Cantrell imposed a mask mandate for indoor spaces effective Feb. 1 amid a surge in COVID-19 cases in the city. The only exception to the mandate is for those who are “actively eating or drinking.” The “modified phase three” dictate also stipulates all individuals over age 5 must show proof of full vaccination or negative test to access specific businesses like restaurants, bars, gyms, indoor entertainment venues, and large outdoor events.
The plaintiffs in the lawsuit argue “what started as a temporary means to protect the community from unknown risks has turned into perpetual, unlawful overreach.”
“Plaintiffs stand on behalf of all persons who demand respect for the rule of law, individual autonomy, parental authority, and those who cherish the City of New Orleans and are saddened by the social, economic and cultural harm caused by the defendants’ authoritarian actions under the pretext of an emergency without end,” the lawsuit reads.
The lawsuit seeks a restraining order and injunction to “prohibit enforcement of the unlawful requirements” and “that defendants be cited to appear, answer and respond.”
Louisiana Attorney General Jeff Landry, who successfully argued against the federal government private employer vaccinate-or-test mandate, joined the lawsuit shortly after it was filed.
“I am hopeful this suit will finally bring an end to the city’s unlawful and draconian dictates upon all who rely upon services in New Orleans,” Landry said Wednesday. “I am proud to stand with the parents and guardians fighting to ensure the government does not interfere with their families’ healthcare decisions.”
Cantrell and Parker undoubtedly will face questions Thursday about images that circulated online last week showing the two and others flaunting the mask mandate during the Mayor’s Mardi Gras Ball at Gallier Hall on Feb. 18.
“We are happy to see the people of New Orleans finally able to return to normal and enjoy the Mardi Gras season,” Laura Cannizzaro Rodrigue, an attorney representing plaintiffs in the lawsuit against the city, said in a statement.
“That is exactly what we have been advocating for. We are furious to see our so-called city leaders violating their own mask mandate all through the carnival season while demanding that ordinary citizens and children remain masked,” she said. “The hypocrisy and privilege will no longer be tolerated. The silence from our state legislature is deafening. We see you, and we are coming for you.”

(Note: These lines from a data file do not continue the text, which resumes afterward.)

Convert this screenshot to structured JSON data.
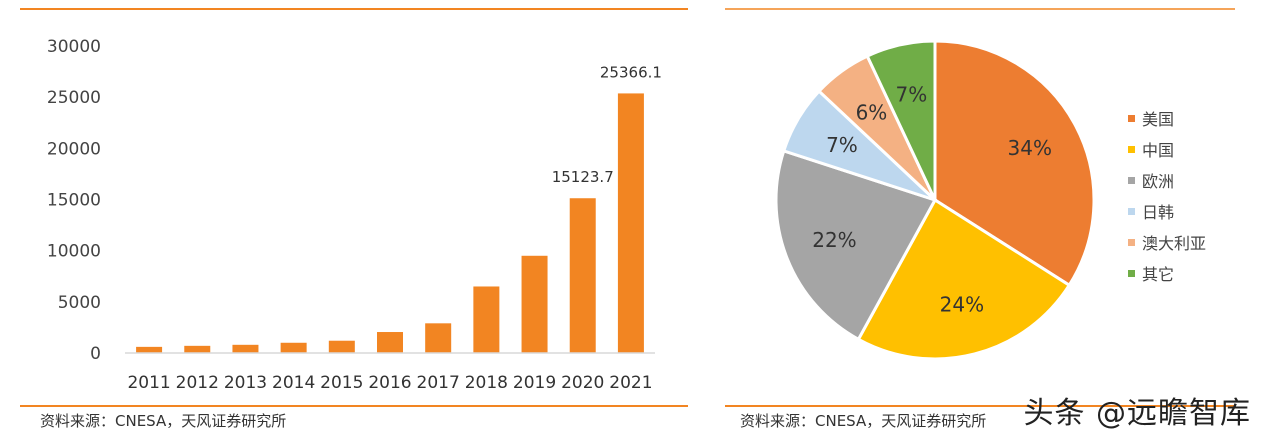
{
  "chart_data": [
    {
      "type": "bar",
      "categories": [
        "2011",
        "2012",
        "2013",
        "2014",
        "2015",
        "2016",
        "2017",
        "2018",
        "2019",
        "2020",
        "2021"
      ],
      "values": [
        600,
        700,
        800,
        1000,
        1200,
        2050,
        2900,
        6500,
        9500,
        15123.7,
        25366.1
      ],
      "data_labels": {
        "2020": "15123.7",
        "2021": "25366.1"
      },
      "ylim": [
        0,
        30000
      ],
      "yticks": [
        "0",
        "5000",
        "10000",
        "15000",
        "20000",
        "25000",
        "30000"
      ],
      "grid": false,
      "color": "#F28522",
      "source": "资料来源：CNESA，天风证券研究所"
    },
    {
      "type": "pie",
      "labels": [
        "美国",
        "中国",
        "欧洲",
        "日韩",
        "澳大利亚",
        "其它"
      ],
      "values": [
        34,
        24,
        22,
        7,
        6,
        7
      ],
      "value_labels": [
        "34%",
        "24%",
        "22%",
        "7%",
        "6%",
        "7%"
      ],
      "colors": [
        "#ED7D31",
        "#FFC000",
        "#A5A5A5",
        "#BDD7EE",
        "#F4B183",
        "#70AD47"
      ],
      "legend": "right",
      "source": "资料来源：CNESA，天风证券研究所"
    }
  ],
  "watermark": "头条 @远瞻智库",
  "accent": "#F28522"
}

Videos posted online appear to show a maskless Cantrell standing on a rotating photo booth with a microphone in hand alongside two other people, NOLA.com reported.
City officials did not dispute the mayor’s apparent failure to mask up indoors or the authenticity of the video. Several other city and parish officials, including Parker, also were photographed maskless at the event, according to the news site.
“While we did not see perfect adoption of the guidelines in every instance over the weekend, we were encouraged overall by the level of masking and vigilance we saw on the parade route and at ball events,” city spokesperson Beau Tidwell said in a prepared statement.
City officials will continue the mask mandate at least through Mardi Gras, but have not revealed what happens beyond that.
“The mask guidelines and the vaccination requirement will remain in effect through Mardi Gras. That has not changed and it will not change,” Tidwell said.